Fortunately, the federal COVID-19 relief package has taken that into account. In addition to $25 billion in rental assistance and an extension of the eviction moratorium through January, the most recent package also includes $20 million in legal assistance for renters. The vast majority of landlords can already afford an attorney, so aid to renters is aimed at levelling the playing field. The prediction is that it will do more than that, though. An estimated 92% of renters in Baltimore, Maryland, would win their cases if they had legal counsel, yet only 1% do, compared to 96% of landlords.

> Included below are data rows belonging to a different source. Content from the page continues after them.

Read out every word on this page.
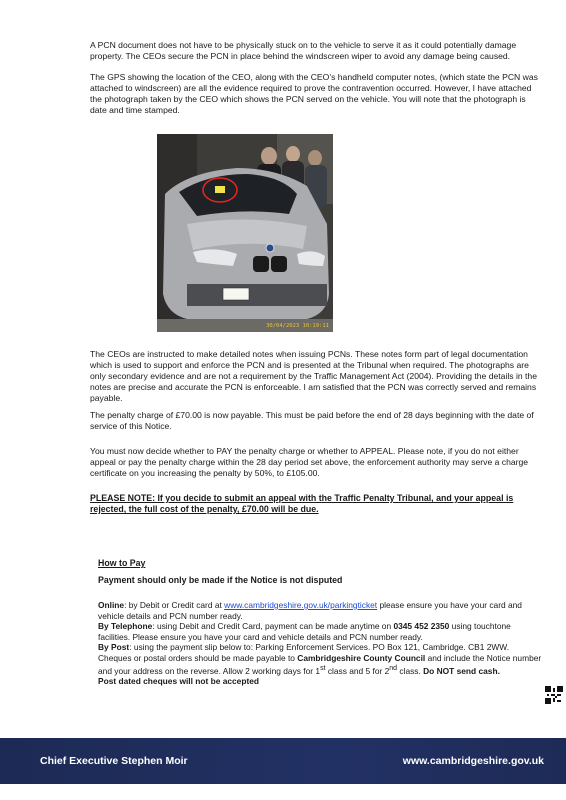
A PCN document does not have to be physically stuck on to the vehicle to serve it as it could potentially damage property. The CEOs secure the PCN in place behind the windscreen wiper to avoid any damage being caused.

The GPS showing the location of the CEO, along with the CEO’s handheld computer notes, (which state the PCN was attached to windscreen) are all the evidence required to prove the contravention occurred. However, I have attached the photograph taken by the CEO which shows the PCN served on the vehicle. You will note that the photograph is date and time stamped.

30/04/2023 10:19:11

The CEOs are instructed to make detailed notes when issuing PCNs. These notes form part of legal documentation which is used to support and enforce the PCN and is presented at the Tribunal when required. The photographs are only secondary evidence and are not a requirement by the Traffic Management Act (2004). Providing the details in the notes are precise and accurate the PCN is enforceable. I am satisfied that the PCN was correctly served and remains payable.

The penalty charge of £70.00 is now payable. This must be paid before the end of 28 days beginning with the date of service of this Notice.

You must now decide whether to PAY the penalty charge or whether to APPEAL. Please note, if you do not either appeal or pay the penalty charge within the 28 day period set above, the enforcement authority may serve a charge certificate on you increasing the penalty by 50%, to £105.00.

PLEASE NOTE: If you decide to submit an appeal with the Traffic Penalty Tribunal, and your appeal is rejected, the full cost of the penalty, £70.00 will be due.

How to Pay

Payment should only be made if the Notice is not disputed

Online: by Debit or Credit card at www.cambridgeshire.gov.uk/parkingticket please ensure you have your card and vehicle details and PCN number ready.
By Telephone: using Debit and Credit Card, payment can be made anytime on 0345 452 2350 using touchtone facilities. Please ensure you have your card and vehicle details and PCN number ready.
By Post: using the payment slip below to: Parking Enforcement Services. PO Box 121, Cambridge. CB1 2WW. Cheques or postal orders should be made payable to Cambridgeshire County Council and include the Notice number and your address on the reverse. Allow 2 working days for 1st class and 5 for 2nd class. Do NOT send cash.
Post dated cheques will not be accepted
Chief Executive Stephen Moir	www.cambridgeshire.gov.uk
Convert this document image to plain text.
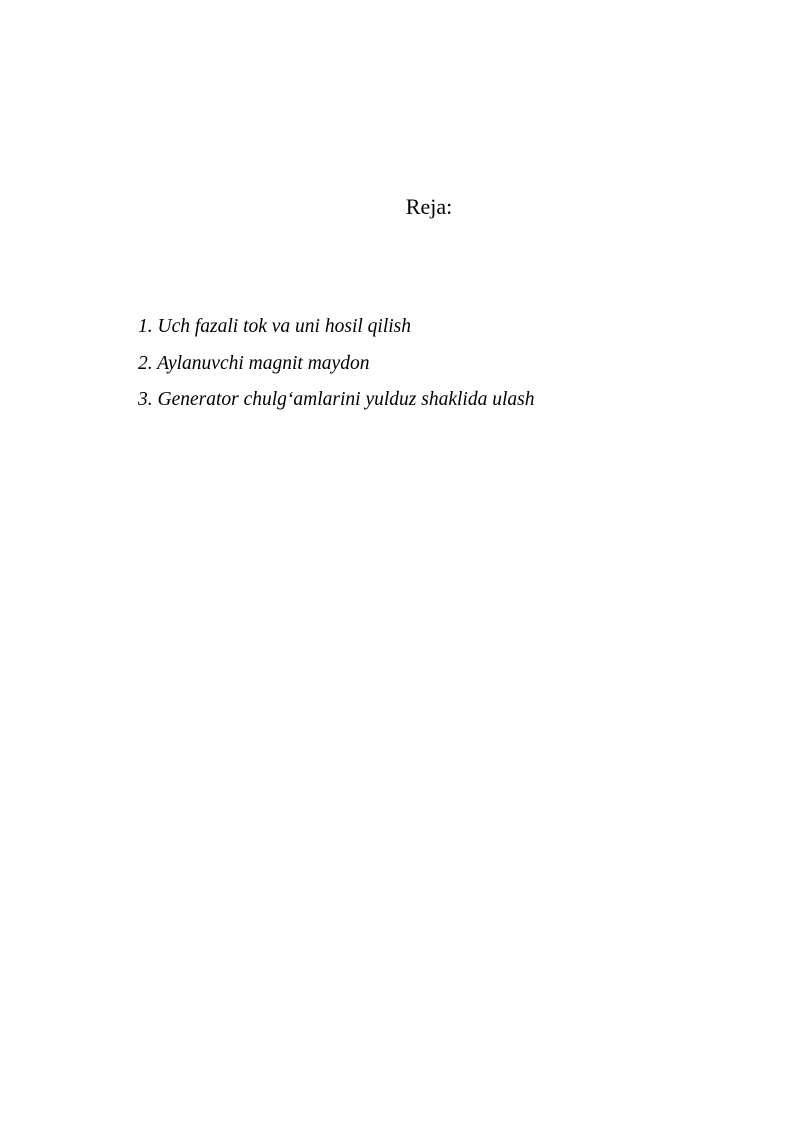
Reja:
1. Uch fazali tok va uni hosil qilish
2. Aylanuvchi magnit maydon
3. Generator chulg‘amlarini yulduz shaklida ulash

This brings us to the next step in helping renters get back on their feet: extending the guarantee of legal counsel to renters facing eviction, which is what the aforementioned city of Baltimore has just decided to do. The city has been given four years to complete implementation of this new requirement. It’s even expected to save the city and state money in the long run by reducing costs elsewhere, such as homeless shelters and foster care. Baltimore was only the most recent city to try this, though. It was first accomplished by New York City in 2017, and similar laws exist in San Francisco, Philadelphia, and Newark, New Jersey.